Thursday, July 14, 2011

What is the middle class?

A letter to the editor in today's Columbus Dispatch says the following:


I have one question for Linda Lee Kennedy (letter, July 7) and all other opponents of Ohio Senate Bill 5: What makes them think they represent the middle class? Union workers comprise something like 12 percent of the work force. That means the other 88 percent of us represent the vast majority of middle-class workers in the U.S. 

Unions, pensions and collective bargaining are relics of the past. In today's marketplace, good workers are any company's greatest asset and are compensated as such. Different people perform at different levels; why on earth should a lesser performer be paid as well as a better performer through something such as collective bargaining? It just doesn't make sense in a market economy..... 

The writer of the letter just doesn't understand what constitutes the "middle class" in our country.

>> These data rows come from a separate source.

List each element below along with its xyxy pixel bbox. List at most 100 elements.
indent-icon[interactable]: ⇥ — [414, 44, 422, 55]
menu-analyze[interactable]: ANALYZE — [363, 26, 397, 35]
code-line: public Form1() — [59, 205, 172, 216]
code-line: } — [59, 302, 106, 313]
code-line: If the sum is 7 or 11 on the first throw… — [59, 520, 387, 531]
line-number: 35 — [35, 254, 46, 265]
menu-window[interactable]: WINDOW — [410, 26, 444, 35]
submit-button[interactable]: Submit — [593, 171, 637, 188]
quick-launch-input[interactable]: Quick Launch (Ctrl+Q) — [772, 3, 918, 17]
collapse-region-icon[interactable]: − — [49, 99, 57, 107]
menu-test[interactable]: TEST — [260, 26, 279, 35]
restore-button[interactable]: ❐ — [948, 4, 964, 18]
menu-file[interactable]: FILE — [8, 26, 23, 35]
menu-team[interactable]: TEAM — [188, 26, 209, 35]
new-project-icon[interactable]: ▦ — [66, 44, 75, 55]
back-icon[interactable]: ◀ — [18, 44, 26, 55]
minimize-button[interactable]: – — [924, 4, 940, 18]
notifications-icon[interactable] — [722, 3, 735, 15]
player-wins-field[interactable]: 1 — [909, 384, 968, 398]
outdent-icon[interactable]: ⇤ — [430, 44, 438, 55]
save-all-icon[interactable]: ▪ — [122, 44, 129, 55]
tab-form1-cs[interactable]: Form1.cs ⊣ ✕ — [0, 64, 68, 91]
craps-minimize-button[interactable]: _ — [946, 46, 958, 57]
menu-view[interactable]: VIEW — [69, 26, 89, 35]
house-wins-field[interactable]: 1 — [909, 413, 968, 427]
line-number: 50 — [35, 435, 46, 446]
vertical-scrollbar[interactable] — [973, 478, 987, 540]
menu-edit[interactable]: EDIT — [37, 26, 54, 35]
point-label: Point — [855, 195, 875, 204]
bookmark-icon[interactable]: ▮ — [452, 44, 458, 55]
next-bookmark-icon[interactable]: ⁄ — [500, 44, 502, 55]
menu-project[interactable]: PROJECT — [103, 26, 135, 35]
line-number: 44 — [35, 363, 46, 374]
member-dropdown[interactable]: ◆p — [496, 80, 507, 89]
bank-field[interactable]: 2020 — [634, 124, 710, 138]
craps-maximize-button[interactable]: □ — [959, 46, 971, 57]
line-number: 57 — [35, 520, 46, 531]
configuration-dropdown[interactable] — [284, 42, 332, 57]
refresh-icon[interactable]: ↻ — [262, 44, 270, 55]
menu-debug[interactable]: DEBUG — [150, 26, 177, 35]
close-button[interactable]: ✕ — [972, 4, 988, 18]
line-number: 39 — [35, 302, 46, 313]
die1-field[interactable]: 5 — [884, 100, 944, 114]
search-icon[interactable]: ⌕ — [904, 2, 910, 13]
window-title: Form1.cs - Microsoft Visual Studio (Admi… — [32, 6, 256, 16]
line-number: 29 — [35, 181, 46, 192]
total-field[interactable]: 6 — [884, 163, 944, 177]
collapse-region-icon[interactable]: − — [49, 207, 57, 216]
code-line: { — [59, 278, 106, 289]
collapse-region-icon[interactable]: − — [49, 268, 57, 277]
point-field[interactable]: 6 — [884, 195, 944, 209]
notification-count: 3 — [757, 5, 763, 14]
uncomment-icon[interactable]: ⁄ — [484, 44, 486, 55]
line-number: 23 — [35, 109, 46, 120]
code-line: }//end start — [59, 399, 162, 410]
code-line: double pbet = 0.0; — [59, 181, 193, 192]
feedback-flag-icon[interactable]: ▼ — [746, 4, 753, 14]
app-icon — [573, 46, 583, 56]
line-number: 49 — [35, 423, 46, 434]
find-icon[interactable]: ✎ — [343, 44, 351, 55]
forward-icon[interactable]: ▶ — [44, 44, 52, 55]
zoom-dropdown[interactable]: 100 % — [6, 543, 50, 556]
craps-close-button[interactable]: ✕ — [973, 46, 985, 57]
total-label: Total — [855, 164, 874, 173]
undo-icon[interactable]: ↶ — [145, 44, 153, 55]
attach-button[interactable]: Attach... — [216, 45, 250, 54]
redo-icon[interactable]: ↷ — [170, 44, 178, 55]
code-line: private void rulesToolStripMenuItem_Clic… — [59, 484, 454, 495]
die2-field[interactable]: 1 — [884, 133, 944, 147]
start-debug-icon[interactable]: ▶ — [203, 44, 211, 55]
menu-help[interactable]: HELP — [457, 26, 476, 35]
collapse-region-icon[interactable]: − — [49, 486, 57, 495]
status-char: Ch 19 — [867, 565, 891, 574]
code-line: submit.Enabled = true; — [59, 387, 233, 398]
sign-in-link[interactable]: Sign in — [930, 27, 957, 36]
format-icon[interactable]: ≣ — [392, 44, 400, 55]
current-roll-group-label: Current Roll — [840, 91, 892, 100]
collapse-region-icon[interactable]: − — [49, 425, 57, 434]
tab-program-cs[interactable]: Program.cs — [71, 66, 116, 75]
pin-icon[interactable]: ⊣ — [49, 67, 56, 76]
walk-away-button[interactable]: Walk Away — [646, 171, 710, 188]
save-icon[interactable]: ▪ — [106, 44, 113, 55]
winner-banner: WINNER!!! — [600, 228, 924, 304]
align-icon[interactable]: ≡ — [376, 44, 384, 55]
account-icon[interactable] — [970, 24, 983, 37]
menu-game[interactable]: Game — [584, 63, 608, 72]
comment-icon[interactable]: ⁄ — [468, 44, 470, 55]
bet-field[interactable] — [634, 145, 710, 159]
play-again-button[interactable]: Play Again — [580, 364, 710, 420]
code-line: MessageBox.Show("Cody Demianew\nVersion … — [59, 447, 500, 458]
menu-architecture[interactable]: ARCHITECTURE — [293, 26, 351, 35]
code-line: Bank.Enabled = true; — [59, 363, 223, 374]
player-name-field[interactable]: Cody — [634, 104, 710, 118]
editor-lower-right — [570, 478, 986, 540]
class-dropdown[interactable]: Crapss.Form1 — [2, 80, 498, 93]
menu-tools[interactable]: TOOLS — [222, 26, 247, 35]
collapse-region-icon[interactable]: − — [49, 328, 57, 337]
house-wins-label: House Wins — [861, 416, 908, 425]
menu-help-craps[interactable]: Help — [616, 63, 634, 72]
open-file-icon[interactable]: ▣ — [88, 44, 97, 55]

According to dictionary.reference.com, the middle class is defined as:

middle class

–noun
1. a class of people intermediate between the classes of higher and lower social rank or standing; the social, economic, cultural class, having approximately average status, income, education, tastes, and the like.
 
2. the class traditionally intermediate between the aristocratic class and the laboring class....
 
In an article at marketplace.nationalpublicradio, several economists were asked to define middle class. Below are the names of the economic experts and their quotes from NPR
 
Gary Burtless of the Brookings Institute:
 
....He uses the term "middle income" rather than "middle class" and he bases his definition on the median household income -- which last year was $48,200.

Burtless says the middle can range from half of that to twice that number, so $24,000 to $96,000....

Frank Levy MIT economist stated:

I would say a reasonable range is about $30,000 to $90,000. Most of what we mean by middle class, I think, is how easy it is for you to afford the basic building blocks of a good life in America and that means can you afford a single-family house and can you afford a car and can you afford to heat the house and so on and so forth...


According to teacher-world.com, here is the list of average income for those involved in teaching in Ohio:

*Teacher Salary Information For 2008—2009

Average Beginning Teacher Salary:
$31,753  
Average Teacher Salary: $47,602  
Average Administrator Salary: $77,740  
Elementary School Principals: $82,414  
Middle School Principals: $87,866  
High School Principals: $92,965
 (their source is the *BLS: http://www.bls.gov/oco/ocos069.htm)
 
>>>>  Indeed.com has the following income statistics for Ohio firefighters: 
 
 
 
Ohio Labor Market Information reports that average income for police and sheriff's patrol officers in Ohio is---------------------  $53,310
 
The author of the letter to the editor doesn't understand that teachers, firefighters, and police officers are making incomes far below his own income. Does the author of the letter want the firefighters and police officers who risk their lives protecting his family to make far less?  Does he think that their jobs are worth less than his own?  Does he think that teachers that have educated his children, enabled them to go to college, are not worth their income even though they have bachelors and masters degrees?